Amigas Improvaveis 9


- Pensei que uma mulher do Norte, era forte e não precisava de ninguém. - Arreliou-a.
Uma almofada na cara e um” parvo" dito a sorrir foi a resposta dela.
Ele levantou-se, foi até a cozinha, desligou o forno e voltou com os dois copos de vinho nas mãos.
Sentou-se.
Ofereceu-lhe um e ficou a olhar para ela enquanto ela bebia um golo. – Como era pequenina…- Pensou com carinho.
           - Então, conta lá. O que se passou?
           - Foi a Maria. Ela alertou-me para o facto de que se eu ficar aqui não serei verdadeiramente independente. – A sua voz soou triste.
Ele abriu os olhos numa interrogação muda.
           - E o pior é que ela tem razão. – Suspirou.
           - E então o que pensas fazer?
João levantou-se mais uma vez e foi até à cozinha ver do jantar. Já estava pronto.
Ela levantou-se e foi atrás dele. Enquanto ele retirava as coisas do forno ela colocou a mesa. Sentaram-se.
           - Huumm. Isto está delicioso. – Comentou depois de engolir uma garfada. – Não sabia que gostava de … Que peixe é este?
           - Cação. – Respondeu ele divertido.
           - E estas batatas? São diferentes!
           - É batata doce. É saborosa e mais saudável.
João percebeu que ela não queria falar mais sobre o assunto. Estranhou, mas não disse nada. Talvez ela estivesse a crescer pensou com uma pontinha de tristeza. Gostava dela como ela era, genuína e impulsiva.
           O jantar correu devagar, ao ritmo de conversas banais e recordações do passado. O futuro, de momento, era tema tabu.
Levantaram-se após a última garfada da sobremesa e depois, enquanto arrumavam a loiça, Rita perguntou-lhe:
           - Enquanto eu não encontro uma casa para mim, importas-te que convide a Maria para vir aqui? Gostaria de fazer algo por ela e lembrei-me de a ensinar a trabalhar com o computador. Acho que ela iria gostar e far-lhe-ia bem…

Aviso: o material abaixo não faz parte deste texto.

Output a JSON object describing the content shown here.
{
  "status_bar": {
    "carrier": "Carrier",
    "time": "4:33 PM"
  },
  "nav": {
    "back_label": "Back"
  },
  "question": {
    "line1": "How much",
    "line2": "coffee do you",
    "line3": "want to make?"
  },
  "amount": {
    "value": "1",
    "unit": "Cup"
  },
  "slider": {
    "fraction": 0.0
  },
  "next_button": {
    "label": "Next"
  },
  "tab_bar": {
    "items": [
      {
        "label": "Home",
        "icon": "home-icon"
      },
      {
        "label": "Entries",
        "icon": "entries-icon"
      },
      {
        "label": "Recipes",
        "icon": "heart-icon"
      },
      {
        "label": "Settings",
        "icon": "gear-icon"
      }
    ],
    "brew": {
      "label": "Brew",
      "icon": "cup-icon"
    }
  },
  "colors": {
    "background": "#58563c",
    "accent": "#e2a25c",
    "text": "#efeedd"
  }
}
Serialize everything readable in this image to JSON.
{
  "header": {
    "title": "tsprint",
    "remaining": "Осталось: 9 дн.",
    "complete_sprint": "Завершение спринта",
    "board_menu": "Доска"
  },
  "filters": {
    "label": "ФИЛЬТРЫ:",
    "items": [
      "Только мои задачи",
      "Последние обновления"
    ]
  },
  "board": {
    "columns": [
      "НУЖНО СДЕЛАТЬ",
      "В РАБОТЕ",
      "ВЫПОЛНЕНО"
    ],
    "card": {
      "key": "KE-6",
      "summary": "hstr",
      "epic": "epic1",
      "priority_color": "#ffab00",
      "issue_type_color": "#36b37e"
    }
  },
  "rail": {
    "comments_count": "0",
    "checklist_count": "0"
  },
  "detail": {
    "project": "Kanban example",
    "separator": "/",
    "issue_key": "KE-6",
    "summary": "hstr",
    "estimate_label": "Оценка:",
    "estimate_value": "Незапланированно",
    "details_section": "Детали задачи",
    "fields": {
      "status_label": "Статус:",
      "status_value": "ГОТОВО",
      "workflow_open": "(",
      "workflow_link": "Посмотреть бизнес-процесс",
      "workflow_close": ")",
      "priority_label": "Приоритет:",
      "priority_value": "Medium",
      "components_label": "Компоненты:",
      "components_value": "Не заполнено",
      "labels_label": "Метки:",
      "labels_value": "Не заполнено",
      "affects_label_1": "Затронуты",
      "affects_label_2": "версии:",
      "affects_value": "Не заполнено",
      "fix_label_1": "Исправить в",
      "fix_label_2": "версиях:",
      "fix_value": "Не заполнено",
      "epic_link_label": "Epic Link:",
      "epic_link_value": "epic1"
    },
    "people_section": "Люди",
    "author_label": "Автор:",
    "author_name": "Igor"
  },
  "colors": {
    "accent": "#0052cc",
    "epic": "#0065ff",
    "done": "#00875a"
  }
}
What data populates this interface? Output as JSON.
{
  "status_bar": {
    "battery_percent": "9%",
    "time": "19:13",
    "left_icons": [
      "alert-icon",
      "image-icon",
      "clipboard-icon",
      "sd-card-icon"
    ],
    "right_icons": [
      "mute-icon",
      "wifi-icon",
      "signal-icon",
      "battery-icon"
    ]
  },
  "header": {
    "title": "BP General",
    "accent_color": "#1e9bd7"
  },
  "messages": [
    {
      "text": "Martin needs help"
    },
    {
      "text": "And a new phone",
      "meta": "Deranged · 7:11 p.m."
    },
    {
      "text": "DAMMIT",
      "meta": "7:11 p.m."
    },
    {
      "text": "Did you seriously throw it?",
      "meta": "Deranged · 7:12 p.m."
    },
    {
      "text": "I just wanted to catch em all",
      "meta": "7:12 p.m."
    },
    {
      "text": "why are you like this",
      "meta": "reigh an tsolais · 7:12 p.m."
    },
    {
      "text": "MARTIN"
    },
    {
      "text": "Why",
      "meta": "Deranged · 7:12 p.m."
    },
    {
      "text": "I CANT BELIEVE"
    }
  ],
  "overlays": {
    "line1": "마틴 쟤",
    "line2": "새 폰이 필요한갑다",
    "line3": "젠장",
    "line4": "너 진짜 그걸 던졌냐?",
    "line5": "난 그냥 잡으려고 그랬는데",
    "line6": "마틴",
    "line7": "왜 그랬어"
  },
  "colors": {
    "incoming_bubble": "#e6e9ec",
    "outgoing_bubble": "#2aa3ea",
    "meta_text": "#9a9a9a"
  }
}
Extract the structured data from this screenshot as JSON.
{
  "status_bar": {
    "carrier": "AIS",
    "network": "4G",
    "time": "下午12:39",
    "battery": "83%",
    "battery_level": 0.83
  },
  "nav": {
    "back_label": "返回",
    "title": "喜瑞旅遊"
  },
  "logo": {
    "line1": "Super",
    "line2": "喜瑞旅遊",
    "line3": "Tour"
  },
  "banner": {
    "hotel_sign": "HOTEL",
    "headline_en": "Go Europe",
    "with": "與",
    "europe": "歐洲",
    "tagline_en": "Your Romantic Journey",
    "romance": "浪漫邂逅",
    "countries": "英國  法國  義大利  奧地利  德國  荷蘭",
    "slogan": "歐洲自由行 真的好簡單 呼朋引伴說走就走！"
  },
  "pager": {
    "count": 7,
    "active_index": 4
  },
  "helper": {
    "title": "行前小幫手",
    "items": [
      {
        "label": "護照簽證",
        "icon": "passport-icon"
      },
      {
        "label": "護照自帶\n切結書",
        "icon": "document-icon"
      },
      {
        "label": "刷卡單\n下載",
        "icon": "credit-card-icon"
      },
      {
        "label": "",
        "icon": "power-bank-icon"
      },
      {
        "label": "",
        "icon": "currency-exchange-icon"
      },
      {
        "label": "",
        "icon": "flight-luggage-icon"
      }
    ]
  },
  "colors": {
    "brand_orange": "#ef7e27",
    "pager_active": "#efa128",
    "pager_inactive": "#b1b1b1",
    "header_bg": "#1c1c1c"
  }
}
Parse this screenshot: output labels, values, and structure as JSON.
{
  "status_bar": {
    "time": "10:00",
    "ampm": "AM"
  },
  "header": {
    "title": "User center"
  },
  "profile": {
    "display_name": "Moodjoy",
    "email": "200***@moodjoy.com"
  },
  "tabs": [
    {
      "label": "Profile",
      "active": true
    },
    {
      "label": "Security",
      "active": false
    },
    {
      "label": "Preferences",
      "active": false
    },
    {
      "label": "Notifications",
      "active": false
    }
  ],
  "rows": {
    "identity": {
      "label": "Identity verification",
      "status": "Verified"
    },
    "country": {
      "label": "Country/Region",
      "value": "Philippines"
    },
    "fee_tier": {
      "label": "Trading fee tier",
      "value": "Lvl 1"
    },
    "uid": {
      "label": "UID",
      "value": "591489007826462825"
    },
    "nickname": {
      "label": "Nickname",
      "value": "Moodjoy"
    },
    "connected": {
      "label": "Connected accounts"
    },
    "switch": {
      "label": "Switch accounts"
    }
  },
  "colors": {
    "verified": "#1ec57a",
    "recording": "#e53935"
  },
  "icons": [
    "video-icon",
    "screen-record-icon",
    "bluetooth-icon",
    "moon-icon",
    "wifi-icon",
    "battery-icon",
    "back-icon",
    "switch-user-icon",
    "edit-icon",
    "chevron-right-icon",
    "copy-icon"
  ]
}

           - Claro que sim. – João não demorou a responder, a sua natureza generosa era rápida a funcionar.
           - Claro que sim?! Importas-te? – Rita olhava-o de lado.
           Ele riu-se. Riu-se à gargalhada. Mais uma vez tinha conseguido confundi-la. Ainda não perdera o jeito. Rita quando percebeu, lançou-lhe novamente com a almofada, da cadeira da cozinha e desta vez acertou-lhe em cheio.
           - Ai! Estás a ficar pró! – Ele ria-se e fugia.
           - Pois estou. Com tanto treino…
           Rita sorriu e deu-lhe um beijo e um abraço efusivo. De repente virou-se e bocejando disse:
           - Vou-me deitar. Até amanhã.
           João riu-se e respondeu-lhe com um até amanhã em voz de menina dondoca que a fez rir, e enquanto que ela foi para o quarto dormir, ele ligou a aparelhagem, colocou os auscultadores e ao som da sua música favorita, fechou os olhos e pôs-se a pensar na vida.
Na sua vida. Em como ele tinha mudado desde que saíra daquele país, de ao pé daquelas pessoas. Do João que partira restava muito pouco, mas poucos sabiam disso. - E ainda bem! -   Pensou para si.              

​           Rita passou mal a noite. Tinha tido um sonho estranho, sem nexo, com pessoas que conhecia, mas que não sabia identificar e que a perseguiam, enquanto ela corria para o escritório que afinal era na quinta que se situava na América.
Acordou estremunhada e maldisposta. Levantou-se ainda meia zonza e dirigiu-se à casa de banho para o duche matinal.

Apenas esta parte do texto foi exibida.